Russische Behörden nehmen festgenommenen Franzosen in Untersuchungshaft

Einen Tag nach seiner Festnahme wegen Sammelns von Militärinformationen ist ein Franzose in Russland in Untersuchungshaft genommen worden. (NATALIA KOLESNIKOVA)
Einen Tag nach seiner Festnahme wegen Sammelns von Militärinformationen ist ein Franzose in Russland in Untersuchungshaft genommen worden. (NATALIA KOLESNIKOVA)

Einen Tag nach seiner Festnahme wegen des Vorwurfs des Sammelns von Militärinformationen ist ein Franzose in Russland in Untersuchungshaft genommen worden. Ein Moskauer Gericht ordnete am Freitag die vorläufige Inhaftierung von Laurent Vinatier bis mindestens Anfang August an. Die russischen Behörden werfen dem Mitarbeiter einer Schweizer Nichtregierungsorganisation auch vor, sich nicht als "ausländischer Agent" registriert und Informationen über die russische Armee gesammelt zu haben.

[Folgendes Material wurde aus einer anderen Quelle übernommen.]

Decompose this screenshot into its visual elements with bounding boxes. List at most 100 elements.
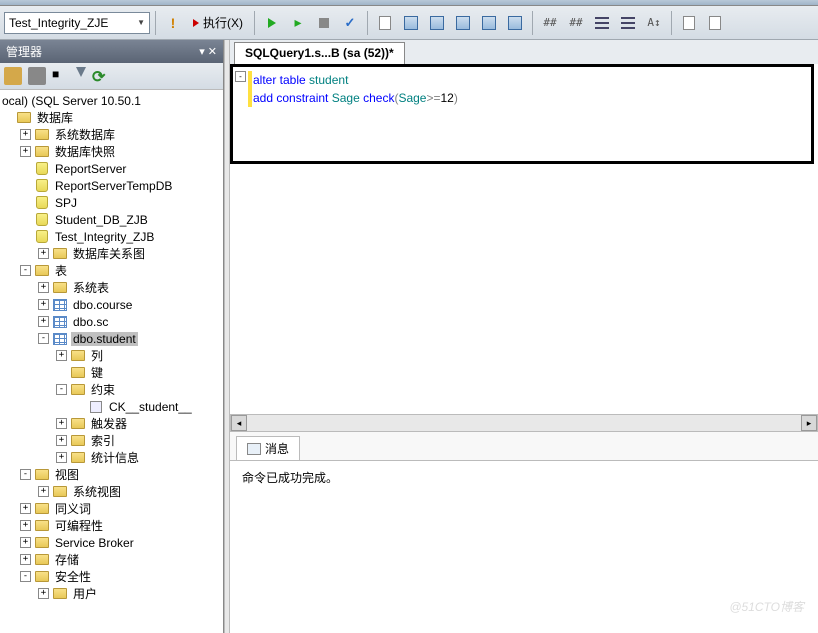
expander-icon[interactable]: +	[56, 452, 67, 463]
scroll-right-button[interactable]: ▸	[801, 415, 817, 431]
tree-node[interactable]: Test_Integrity_ZJB	[0, 228, 223, 245]
tree-node[interactable]: ReportServer	[0, 160, 223, 177]
scroll-left-button[interactable]: ◂	[231, 415, 247, 431]
tree-node[interactable]: + 可编程性	[0, 517, 223, 534]
expander-icon[interactable]: +	[38, 248, 49, 259]
filter-icon[interactable]	[76, 67, 86, 77]
grid3-icon	[456, 16, 470, 30]
refresh-icon[interactable]: ⟳	[92, 67, 110, 85]
expander-icon[interactable]: +	[56, 418, 67, 429]
expander-icon[interactable]: +	[38, 486, 49, 497]
tree-node[interactable]: +Service Broker	[0, 534, 223, 551]
debug-button[interactable]	[260, 11, 284, 35]
expander-icon[interactable]: +	[38, 588, 49, 599]
expander-icon[interactable]: +	[20, 129, 31, 140]
format-button[interactable]: A↕	[642, 11, 666, 35]
parse-button[interactable]: ✓	[338, 11, 362, 35]
tree-node[interactable]: +统计信息	[0, 449, 223, 466]
node-label: ReportServer	[53, 162, 128, 176]
expander-icon[interactable]: -	[38, 333, 49, 344]
tree-node[interactable]: +系统数据库	[0, 126, 223, 143]
indent-button[interactable]	[616, 11, 640, 35]
tree-node[interactable]: +列	[0, 347, 223, 364]
expander-icon[interactable]: +	[20, 537, 31, 548]
tree-node[interactable]: -视图	[0, 466, 223, 483]
expander-icon[interactable]: +	[20, 503, 31, 514]
tree-node[interactable]: + dbo.course	[0, 296, 223, 313]
tree-node[interactable]: +数据库关系图	[0, 245, 223, 262]
client-stats-button[interactable]	[477, 11, 501, 35]
pin-icon[interactable]: ▾ ✕	[199, 45, 217, 58]
uncomment-button[interactable]: ##	[564, 11, 588, 35]
query-tab[interactable]: SQLQuery1.s...B (sa (52))*	[234, 42, 405, 64]
folder-icon	[52, 587, 68, 601]
db-icon	[34, 196, 50, 210]
tree-node[interactable]: CK__student__	[0, 398, 223, 415]
server-node[interactable]: ocal) (SQL Server 10.50.1	[0, 92, 223, 109]
expander-icon[interactable]: -	[20, 265, 31, 276]
outdent-button[interactable]	[590, 11, 614, 35]
include-plan-button[interactable]	[451, 11, 475, 35]
expander-icon[interactable]: +	[56, 350, 67, 361]
tree-node[interactable]: 键	[0, 364, 223, 381]
horizontal-scrollbar[interactable]: ◂ ▸	[230, 414, 818, 432]
code-line-2: add constraint Sage check(Sage>=12)	[253, 89, 811, 107]
expander-icon[interactable]: +	[20, 554, 31, 565]
tree-node[interactable]: +数据库快照	[0, 143, 223, 160]
options-button[interactable]	[677, 11, 701, 35]
help-button[interactable]	[703, 11, 727, 35]
code-editor[interactable]: - alter table student add constraint Sag…	[230, 64, 814, 164]
tree-node[interactable]: 数据库	[0, 109, 223, 126]
execute-button[interactable]: 执行(X)	[187, 12, 249, 34]
expander-icon[interactable]: +	[20, 146, 31, 157]
debug-step-button[interactable]: ▸	[286, 11, 310, 35]
tree-node[interactable]: +dbo.sc	[0, 313, 223, 330]
tree-node[interactable]: ReportServerTempDB	[0, 177, 223, 194]
option-button[interactable]	[503, 11, 527, 35]
toolbar-separator	[532, 11, 533, 35]
validate-button[interactable]: !	[161, 11, 185, 35]
stop-button[interactable]	[312, 11, 336, 35]
tree-node[interactable]: +用户	[0, 585, 223, 602]
connect-icon[interactable]	[4, 67, 22, 85]
tree-node[interactable]: +索引	[0, 432, 223, 449]
object-explorer: 管理器 ▾ ✕ ■ ⟳ ocal) (SQL Server 10.50.1 数据…	[0, 40, 224, 633]
results-file-button[interactable]	[425, 11, 449, 35]
tree-node[interactable]: +同义词	[0, 500, 223, 517]
tree-node[interactable]: +存储	[0, 551, 223, 568]
tree-node[interactable]: -dbo.student	[0, 330, 223, 347]
messages-tab[interactable]: 消息	[236, 436, 300, 460]
results-grid-button[interactable]	[373, 11, 397, 35]
expander-icon[interactable]: +	[56, 435, 67, 446]
database-selector[interactable]: Test_Integrity_ZJE ▼	[4, 12, 150, 34]
result-message: 命令已成功完成。	[242, 471, 338, 485]
folder-icon	[34, 264, 50, 278]
disconnect-icon[interactable]	[28, 67, 46, 85]
expander-icon[interactable]: +	[38, 316, 49, 327]
folder-icon	[70, 349, 86, 363]
tree-node[interactable]: +系统视图	[0, 483, 223, 500]
stop-icon[interactable]: ■	[52, 67, 70, 85]
results-text-button[interactable]	[399, 11, 423, 35]
server-label: ocal) (SQL Server 10.50.1	[0, 94, 143, 108]
comment-button[interactable]: ##	[538, 11, 562, 35]
folder-icon	[52, 281, 68, 295]
expander-icon[interactable]: -	[20, 571, 31, 582]
expander-icon[interactable]: +	[38, 299, 49, 310]
tree-node[interactable]: Student_DB_ZJB	[0, 211, 223, 228]
node-label: dbo.course	[71, 298, 134, 312]
tree-node[interactable]: +触发器	[0, 415, 223, 432]
expander-icon[interactable]: +	[20, 520, 31, 531]
collapse-icon[interactable]: -	[235, 71, 246, 82]
tree-node[interactable]: -表	[0, 262, 223, 279]
play-icon	[193, 19, 199, 27]
expander-icon[interactable]: +	[38, 282, 49, 293]
expander-icon[interactable]: -	[56, 384, 67, 395]
object-tree[interactable]: ocal) (SQL Server 10.50.1 数据库+系统数据库+数据库快…	[0, 90, 223, 633]
tree-node[interactable]: +系统表	[0, 279, 223, 296]
tree-node[interactable]: -约束	[0, 381, 223, 398]
expander-icon[interactable]: -	[20, 469, 31, 480]
tree-node[interactable]: SPJ	[0, 194, 223, 211]
tree-node[interactable]: -安全性	[0, 568, 223, 585]
node-label: 可编程性	[53, 517, 105, 534]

Vinatier, der für die Schweizer Nichtregierungsorganisation Zentrum für Humanitären Dialog (HD) tätig ist, war am Donnerstag in Moskau festgenommen worden. Das Gesetz über "ausländische Agenten" wird von den russischen Behörden genutzt, um gegen Kritiker und Gegner vorzugehen oder diese zu überwachen. Vinatier drohen im Falle seiner Verurteilung bis zu fünf Jahre Haft.

Das russische Ermittlungskomitee hatte nach Vinatiers Festnahme zudem erklärt, die von ihm gesammelten militärischen Informationen könnten "gegen die Sicherheit des Staates eingesetzt werden", wenn sie in ausländische Hände fielen. Damit könnten dem Franzosen weitere strafrechtliche Ermittlungen drohen.

Nach Informationen der Nachrichtenagentur AFP arbeitete der 47-jährige Vinatier für die Nichtregierungsorganisation HD schon seit Jahren zum Konflikt zwischen Russland und der Ukraine.

Vinatiers Festnahme und Inhaftierung erfolgt in einer Zeit wachsender Spannungen zwischen Russland und Frankreich. Paris wirft Moskau Destabilisierungsversuche und Desinformationskampagnen vor, Moskau kritisiert derweil Frankreichs Unterstützung für die Ukraine. So hatte Frankreichs Präsident Emmanuel Macron die Möglichkeit angesprochen, westliche Bodentruppen zur Unterstützung der Ukraine einzusetzen. Zudem setzt Paris sich dafür ein, westliche Militärausbilder in die Ukraine zu entsenden.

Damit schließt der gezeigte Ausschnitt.